Alcune ore più tardi la polizia, dopo aver suonato e bussato alla loro casa senza risposta, dovette buttar giù la porta per entrare. Trovarono il cane addormentato vicino alla sua ciotola, ed il padre, il figlio e la figlia, ancora caldi, mai alzati da tavola: uno appoggiato allo schienale della propria seggiola, a bocca aperta e con ancora resti di spaghetti in bocca; il giovanotto con la faccia nel piatto ancora con pochi resti di hamburger; la ragazzina con la faccia tra le gambe del padre. Tutti è quattro morti stecchiti. La polizia stava portando loro la triste notizia della morte della dolce mogliettina, di Patrizia, deceduta nel pomeriggio per cause ancora da chiarire. Ma non ci volle molto per capire: appena qualche ora e l’autopsia rivelò tracce di Veleno nel suo sangue e sulla ferita al dito. Lo stesso veleno lo trovarono, ancora più tardi, nei resti del ragù, negli spaghetti, nell’Hamburger, nell’insalata con Tofu, e nel cibo nella ciotola del cane.

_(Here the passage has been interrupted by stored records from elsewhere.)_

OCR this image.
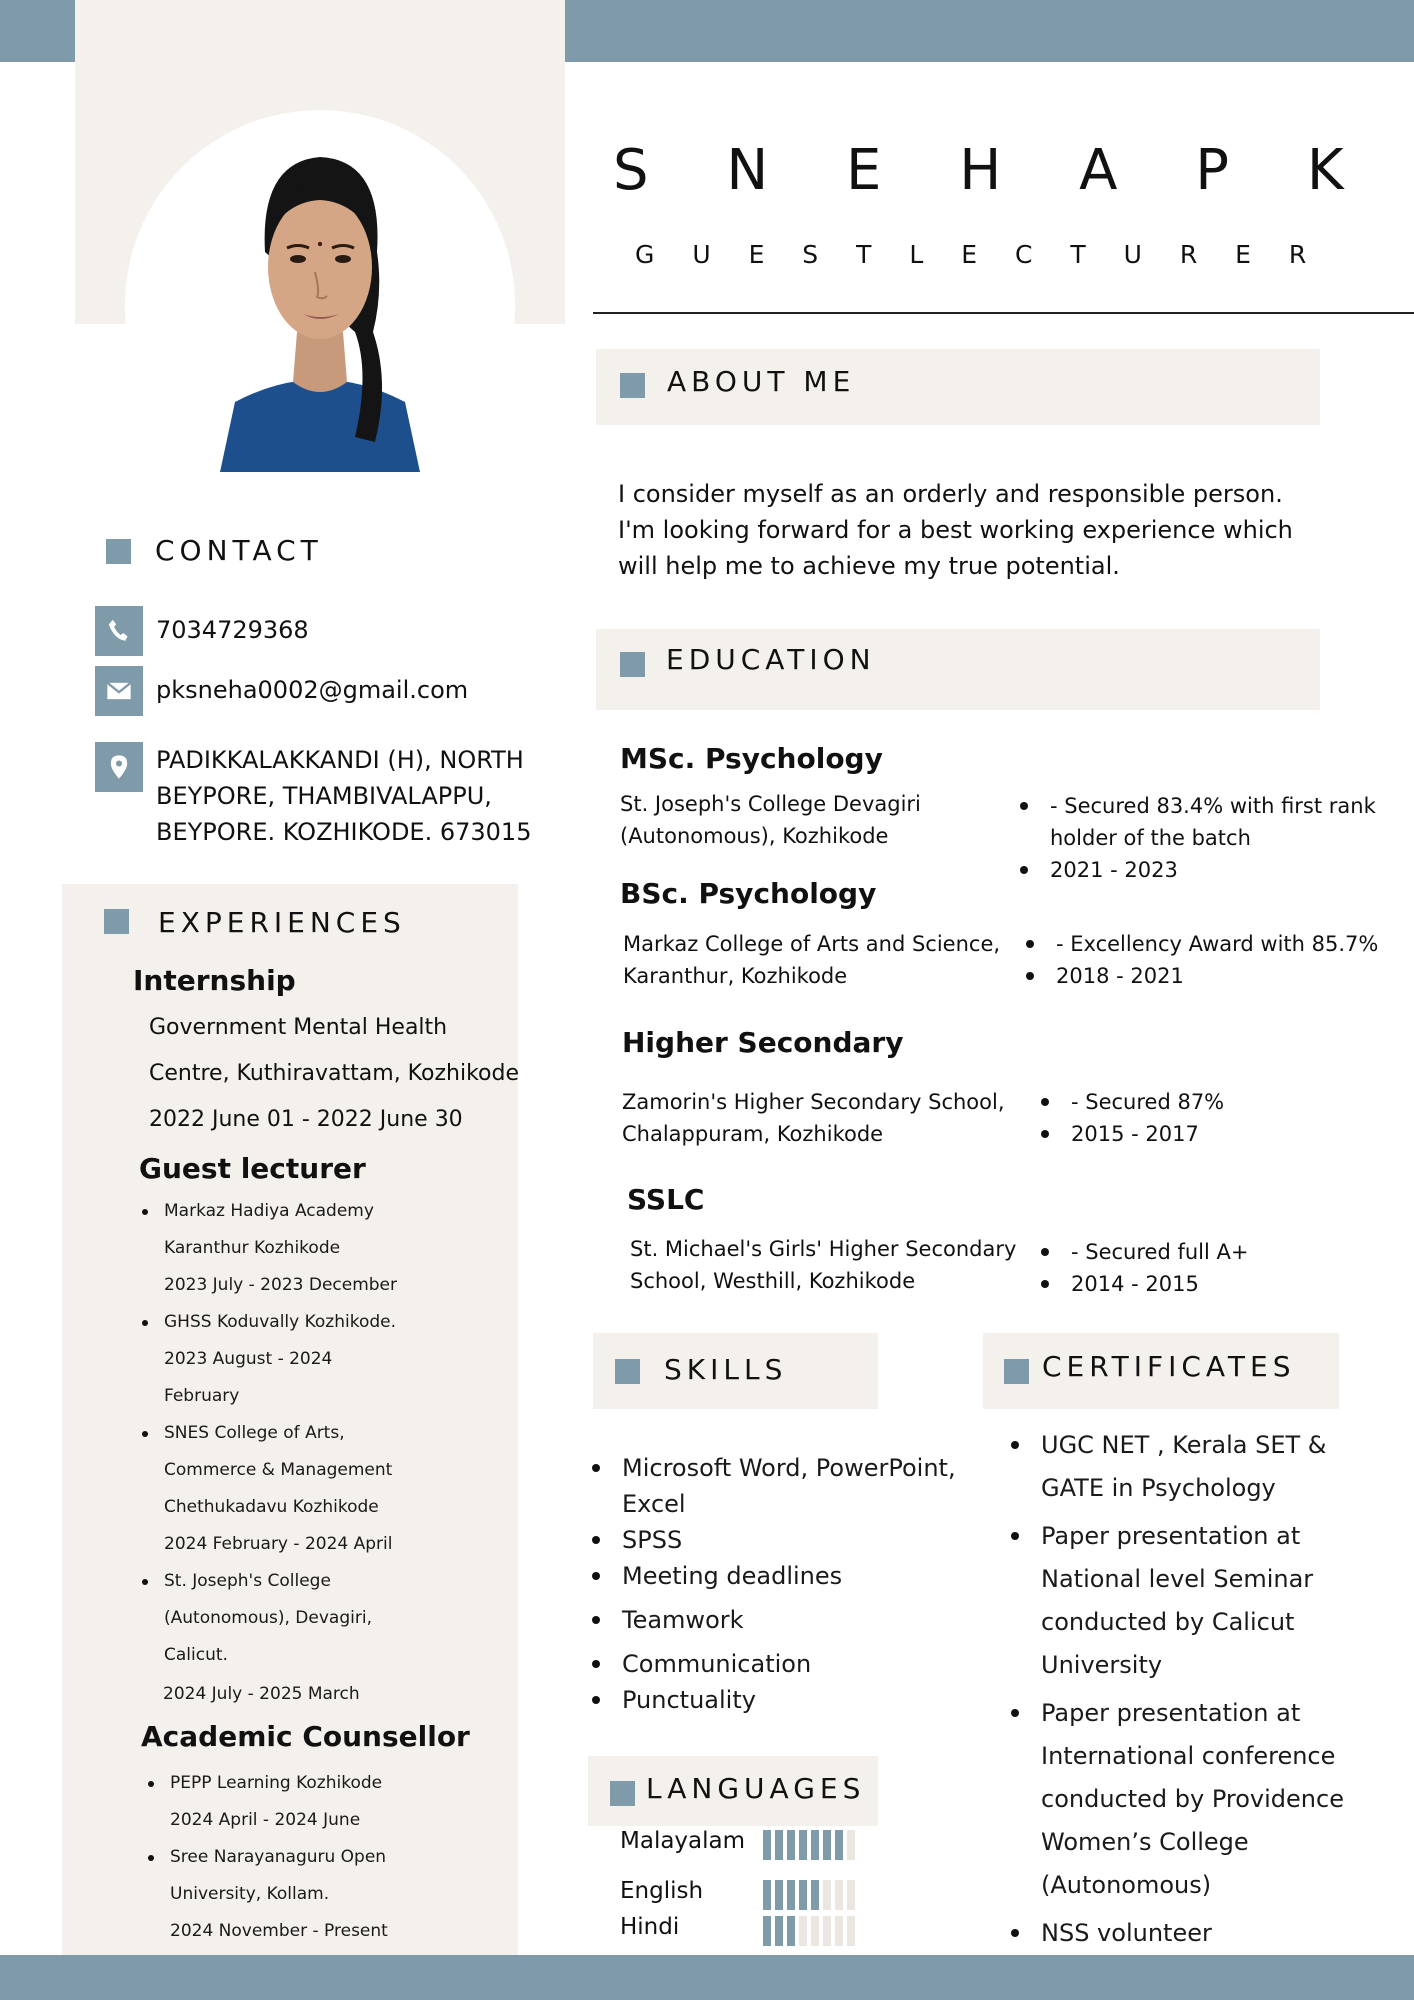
S N E H A P K
G U E S T L E C T U R E R
ABOUT ME
I consider myself as an orderly and responsible person. I'm looking forward for a best working experience which will help me to achieve my true potential.
CONTACT
7034729368
pksneha0002@gmail.com
PADIKKALAKKANDI (H), NORTH
BEYPORE, THAMBIVALAPPU,
BEYPORE. KOZHIKODE. 673015
EDUCATION
MSc. Psychology
St. Joseph's College Devagiri
(Autonomous), Kozhikode
- Secured 83.4% with first rank holder of the batch
2021 - 2023
BSc. Psychology
Markaz College of Arts and Science,
Karanthur, Kozhikode
- Excellency Award with 85.7%
2018 - 2021
Higher Secondary
Zamorin's Higher Secondary School,
Chalappuram, Kozhikode
- Secured 87%
2015 - 2017
SSLC
St. Michael's Girls' Higher Secondary
School, Westhill, Kozhikode
- Secured full A+
2014 - 2015
EXPERIENCES
Internship
Government Mental Health
Centre, Kuthiravattam, Kozhikode
2022 June 01 - 2022 June 30
Guest lecturer
Markaz Hadiya Academy
Karanthur Kozhikode
2023 July - 2023 December
GHSS Koduvally Kozhikode.
2023 August - 2024
February
SNES College of Arts,
Commerce & Management
Chethukadavu Kozhikode
2024 February - 2024 April
St. Joseph's College
(Autonomous), Devagiri,
Calicut.
2024 July - 2025 March
Academic Counsellor
PEPP Learning Kozhikode
2024 April - 2024 June
Sree Narayanaguru Open
University, Kollam.
2024 November - Present
SKILLS
Microsoft Word, PowerPoint, Excel
SPSS
Meeting deadlines
Teamwork
Communication
Punctuality
CERTIFICATES
UGC NET , Kerala SET & GATE in Psychology
Paper presentation at National level Seminar conducted by Calicut University
Paper presentation at International conference conducted by Providence Women’s College (Autonomous)
NSS volunteer
LANGUAGES
Malayalam
English
Hindi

Ancora non si spiega come la donna avesse potuto vivere cosi a lungo. Sicuramente, Patrizia, era una donna di carattere, forte, la vita l’aveva formata (come forma tante altre povere donne non amate) e gli aveva insegnato ad essere dura, resistente ad ogni cosa. Evidentemente anche ad una dose da cavallo di veleno, e per così tanto tempo!